This page contains a glossary for the technical terms used in this tutorial. The defined words are organized in alphabetical order.


    An agent designates a specific Arkindex concept, which is an instance of Ponos, our proprietary software that executes workers linked to intensive document processing tasks.


    A CPU, or central processing unit, is a hardware component that is the core computational unit in a server. It handles all types of computing tasks required for the operating system and applications to run. A graphics processing unit (GPU) is a similar hardware component but more specialized and performant for demanding tasks, such as training Machine Learning models.

    Data leakage🔗

    In Machine Learning, data leakage is the use of information in the model training process which would not be expected to be available at prediction time, causing the predictive scores (metrics) to overestimate the model's utility when run in a production environment.

    See more on Wikipedia.


    An epoch corresponds to one complete pass of the training dataset through the algorithm. The performance of the model generally increases with the number of epochs. However, the model will eventually stop learning at some point so specifying a very high number might waste time.


    A farm is also a specific Arkindex concept. It refers to a group of computing resources on which a Ponos agent is available to run workers.


    Handwritten Text Recognition (HTR) is the ability of a computer to take as input handwriting from sources such as printed physical documents, pictures and other devices, and then interpret this as text.


    Markdown is a plain text format for writing structured documents, based on conventions which indicate the formatting. It is widely used for blogging, instant messaging, in collaborative software, etc. It easily enhances readability and allows formatting text as titles, subtitles, lists, links and so on.

    Learn more by reading the Markdown specification.


    A Machine Learning model is a program that has been trained to find patterns or make decisions from a previously unseen dataset.

    For example, in Natural Language Processing (NLP), Machine Learning models can parse and correctly recognize the intent behind previously unheard sentences or combinations of words. In image recognition, a Machine Learning model can be taught to recognize objects, such as cats or dogs.


    Slug is a term from newspaper language. It is a string that can only include characters, numbers, dashes, and underscores. It is a unique identifier that refers to a single object, in a human-friendly form.


    SQLite is a library that implements a transactional SQL database engine. In Arkindex, it allows to export projects and all the elements they contain to a single lightweight file. This generated file can be stored, shared and easily accessed by some workers to perform demanding operations on a large number of elements.

    Learn more by reading the SQLite documentation.


    Model training in Machine Learning is the process of feeding a Machine Learning algorithm with data to help identify and learn good values for all of its parameters.


    A worker is a resource required to run document processing workflows. It is programmed to apply a specialized action to one element at a time, which will produce the desired output. Workers can be chained to perform several successive actions on elements before reporting the results to Arkindex.

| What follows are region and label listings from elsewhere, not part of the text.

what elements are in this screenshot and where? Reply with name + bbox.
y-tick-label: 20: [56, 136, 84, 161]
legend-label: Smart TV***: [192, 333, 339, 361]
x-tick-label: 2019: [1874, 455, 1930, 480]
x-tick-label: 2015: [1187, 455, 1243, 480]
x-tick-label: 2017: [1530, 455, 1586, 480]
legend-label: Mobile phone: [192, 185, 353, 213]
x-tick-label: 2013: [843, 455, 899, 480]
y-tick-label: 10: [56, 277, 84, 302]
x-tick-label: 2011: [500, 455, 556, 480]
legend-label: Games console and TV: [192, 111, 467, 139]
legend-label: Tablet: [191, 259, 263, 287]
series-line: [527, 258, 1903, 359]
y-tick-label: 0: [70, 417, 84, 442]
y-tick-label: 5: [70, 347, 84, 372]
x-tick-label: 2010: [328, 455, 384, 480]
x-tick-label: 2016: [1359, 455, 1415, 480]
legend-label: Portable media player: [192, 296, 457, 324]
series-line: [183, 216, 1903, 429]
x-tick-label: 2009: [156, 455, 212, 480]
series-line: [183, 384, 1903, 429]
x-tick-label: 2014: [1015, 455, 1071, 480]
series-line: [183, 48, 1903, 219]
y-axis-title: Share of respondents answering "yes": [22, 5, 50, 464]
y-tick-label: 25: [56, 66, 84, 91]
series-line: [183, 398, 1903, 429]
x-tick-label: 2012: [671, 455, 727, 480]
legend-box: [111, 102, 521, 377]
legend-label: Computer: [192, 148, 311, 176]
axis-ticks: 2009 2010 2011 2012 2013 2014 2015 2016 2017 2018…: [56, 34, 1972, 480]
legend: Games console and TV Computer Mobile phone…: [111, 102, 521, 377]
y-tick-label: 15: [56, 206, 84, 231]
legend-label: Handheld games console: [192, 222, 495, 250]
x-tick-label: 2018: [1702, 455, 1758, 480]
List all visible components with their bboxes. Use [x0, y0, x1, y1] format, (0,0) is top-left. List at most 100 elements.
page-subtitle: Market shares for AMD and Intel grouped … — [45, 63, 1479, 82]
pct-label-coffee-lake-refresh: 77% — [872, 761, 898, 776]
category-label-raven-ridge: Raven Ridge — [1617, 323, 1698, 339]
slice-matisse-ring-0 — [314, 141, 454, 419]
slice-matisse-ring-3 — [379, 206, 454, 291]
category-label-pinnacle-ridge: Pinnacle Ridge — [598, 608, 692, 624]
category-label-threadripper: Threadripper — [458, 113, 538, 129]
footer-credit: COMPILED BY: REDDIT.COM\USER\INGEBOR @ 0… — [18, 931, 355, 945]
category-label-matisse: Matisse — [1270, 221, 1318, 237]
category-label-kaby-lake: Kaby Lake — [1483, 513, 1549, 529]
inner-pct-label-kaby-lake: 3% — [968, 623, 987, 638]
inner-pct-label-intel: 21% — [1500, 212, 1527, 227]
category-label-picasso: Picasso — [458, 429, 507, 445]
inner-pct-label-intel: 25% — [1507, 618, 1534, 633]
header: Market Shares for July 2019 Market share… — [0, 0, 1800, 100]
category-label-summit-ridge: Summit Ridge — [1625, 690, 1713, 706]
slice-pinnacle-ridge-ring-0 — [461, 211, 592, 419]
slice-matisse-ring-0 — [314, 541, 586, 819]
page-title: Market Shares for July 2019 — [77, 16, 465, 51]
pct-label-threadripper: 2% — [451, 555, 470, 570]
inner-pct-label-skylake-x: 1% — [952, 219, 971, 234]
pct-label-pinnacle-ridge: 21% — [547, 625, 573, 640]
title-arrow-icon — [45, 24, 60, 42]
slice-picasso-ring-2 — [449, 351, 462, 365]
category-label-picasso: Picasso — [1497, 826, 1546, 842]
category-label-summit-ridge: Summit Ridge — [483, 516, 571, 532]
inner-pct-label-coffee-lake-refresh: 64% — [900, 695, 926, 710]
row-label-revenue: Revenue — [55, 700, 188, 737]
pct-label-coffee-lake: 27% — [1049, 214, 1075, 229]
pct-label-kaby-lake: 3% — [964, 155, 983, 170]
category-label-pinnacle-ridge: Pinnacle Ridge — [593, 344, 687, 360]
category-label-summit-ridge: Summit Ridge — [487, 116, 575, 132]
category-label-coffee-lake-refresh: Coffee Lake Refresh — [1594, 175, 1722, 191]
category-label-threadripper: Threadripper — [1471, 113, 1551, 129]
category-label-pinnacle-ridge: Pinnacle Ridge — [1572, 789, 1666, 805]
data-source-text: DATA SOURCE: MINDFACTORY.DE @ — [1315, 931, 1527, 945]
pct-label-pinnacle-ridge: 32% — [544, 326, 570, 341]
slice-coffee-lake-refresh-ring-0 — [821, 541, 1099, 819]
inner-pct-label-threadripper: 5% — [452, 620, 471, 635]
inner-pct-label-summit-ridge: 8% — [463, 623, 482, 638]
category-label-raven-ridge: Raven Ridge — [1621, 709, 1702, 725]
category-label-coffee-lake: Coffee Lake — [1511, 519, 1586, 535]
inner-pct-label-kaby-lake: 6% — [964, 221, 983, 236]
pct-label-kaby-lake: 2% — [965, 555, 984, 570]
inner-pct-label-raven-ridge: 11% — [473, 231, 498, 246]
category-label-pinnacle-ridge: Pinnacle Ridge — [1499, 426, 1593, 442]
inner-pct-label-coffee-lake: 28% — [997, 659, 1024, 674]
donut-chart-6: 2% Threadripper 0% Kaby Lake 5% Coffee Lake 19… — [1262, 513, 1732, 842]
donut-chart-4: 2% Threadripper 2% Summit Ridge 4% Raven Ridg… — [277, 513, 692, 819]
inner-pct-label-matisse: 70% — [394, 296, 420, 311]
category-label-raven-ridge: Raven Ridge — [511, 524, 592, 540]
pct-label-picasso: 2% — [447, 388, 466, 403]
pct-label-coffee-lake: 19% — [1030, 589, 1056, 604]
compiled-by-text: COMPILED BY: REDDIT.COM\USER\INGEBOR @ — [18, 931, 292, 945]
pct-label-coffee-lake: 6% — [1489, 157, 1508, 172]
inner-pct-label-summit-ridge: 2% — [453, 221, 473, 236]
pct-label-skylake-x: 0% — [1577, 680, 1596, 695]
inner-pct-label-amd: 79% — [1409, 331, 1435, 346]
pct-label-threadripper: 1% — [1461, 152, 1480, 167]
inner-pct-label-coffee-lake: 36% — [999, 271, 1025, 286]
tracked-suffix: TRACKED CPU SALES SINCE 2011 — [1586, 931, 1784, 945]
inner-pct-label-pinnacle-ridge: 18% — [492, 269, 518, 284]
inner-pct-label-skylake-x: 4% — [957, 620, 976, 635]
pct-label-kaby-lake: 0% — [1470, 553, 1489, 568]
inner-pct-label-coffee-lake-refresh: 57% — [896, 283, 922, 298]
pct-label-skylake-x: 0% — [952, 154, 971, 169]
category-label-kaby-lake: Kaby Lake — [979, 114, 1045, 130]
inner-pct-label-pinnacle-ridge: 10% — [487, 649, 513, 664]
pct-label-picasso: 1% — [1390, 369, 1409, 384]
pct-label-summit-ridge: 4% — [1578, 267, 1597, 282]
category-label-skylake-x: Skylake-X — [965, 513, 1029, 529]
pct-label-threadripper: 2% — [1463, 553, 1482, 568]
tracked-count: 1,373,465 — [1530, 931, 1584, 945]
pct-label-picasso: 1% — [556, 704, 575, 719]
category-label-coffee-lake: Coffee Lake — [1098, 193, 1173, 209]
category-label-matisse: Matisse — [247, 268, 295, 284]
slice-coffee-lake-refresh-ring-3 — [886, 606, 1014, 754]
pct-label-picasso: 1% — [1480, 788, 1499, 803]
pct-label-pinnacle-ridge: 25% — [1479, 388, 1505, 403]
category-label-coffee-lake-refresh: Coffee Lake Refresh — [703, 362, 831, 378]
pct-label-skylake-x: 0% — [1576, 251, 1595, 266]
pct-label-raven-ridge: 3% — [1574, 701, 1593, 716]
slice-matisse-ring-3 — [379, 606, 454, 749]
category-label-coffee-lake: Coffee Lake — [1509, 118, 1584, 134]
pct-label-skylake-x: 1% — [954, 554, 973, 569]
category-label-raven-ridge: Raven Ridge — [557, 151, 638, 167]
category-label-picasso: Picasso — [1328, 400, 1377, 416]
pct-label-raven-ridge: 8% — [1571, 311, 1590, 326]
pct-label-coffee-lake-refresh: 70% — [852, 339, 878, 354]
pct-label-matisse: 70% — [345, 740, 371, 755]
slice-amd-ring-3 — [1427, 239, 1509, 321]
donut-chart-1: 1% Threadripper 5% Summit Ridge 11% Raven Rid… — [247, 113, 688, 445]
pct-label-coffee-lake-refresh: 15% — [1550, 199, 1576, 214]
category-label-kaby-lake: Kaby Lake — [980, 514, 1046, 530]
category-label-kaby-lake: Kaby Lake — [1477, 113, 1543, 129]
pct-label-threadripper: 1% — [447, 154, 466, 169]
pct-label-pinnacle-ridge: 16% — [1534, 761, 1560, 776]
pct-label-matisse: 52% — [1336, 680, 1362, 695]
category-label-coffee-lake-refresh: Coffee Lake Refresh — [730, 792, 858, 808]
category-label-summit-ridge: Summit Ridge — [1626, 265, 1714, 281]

    For example, various dedicated workers from Arkindex have been developed with the aim of:

    • transcribing text from an image,
    • translating transcriptions available on Arkindex into another language,
    • recognizing objects in an image (cats, dogs and so on),
    • etc.

    Worker configuration🔗

    Configuring a worker is the step that allows you to parameterize its execution to adapt the program's input (elements) or output (results) to your needs.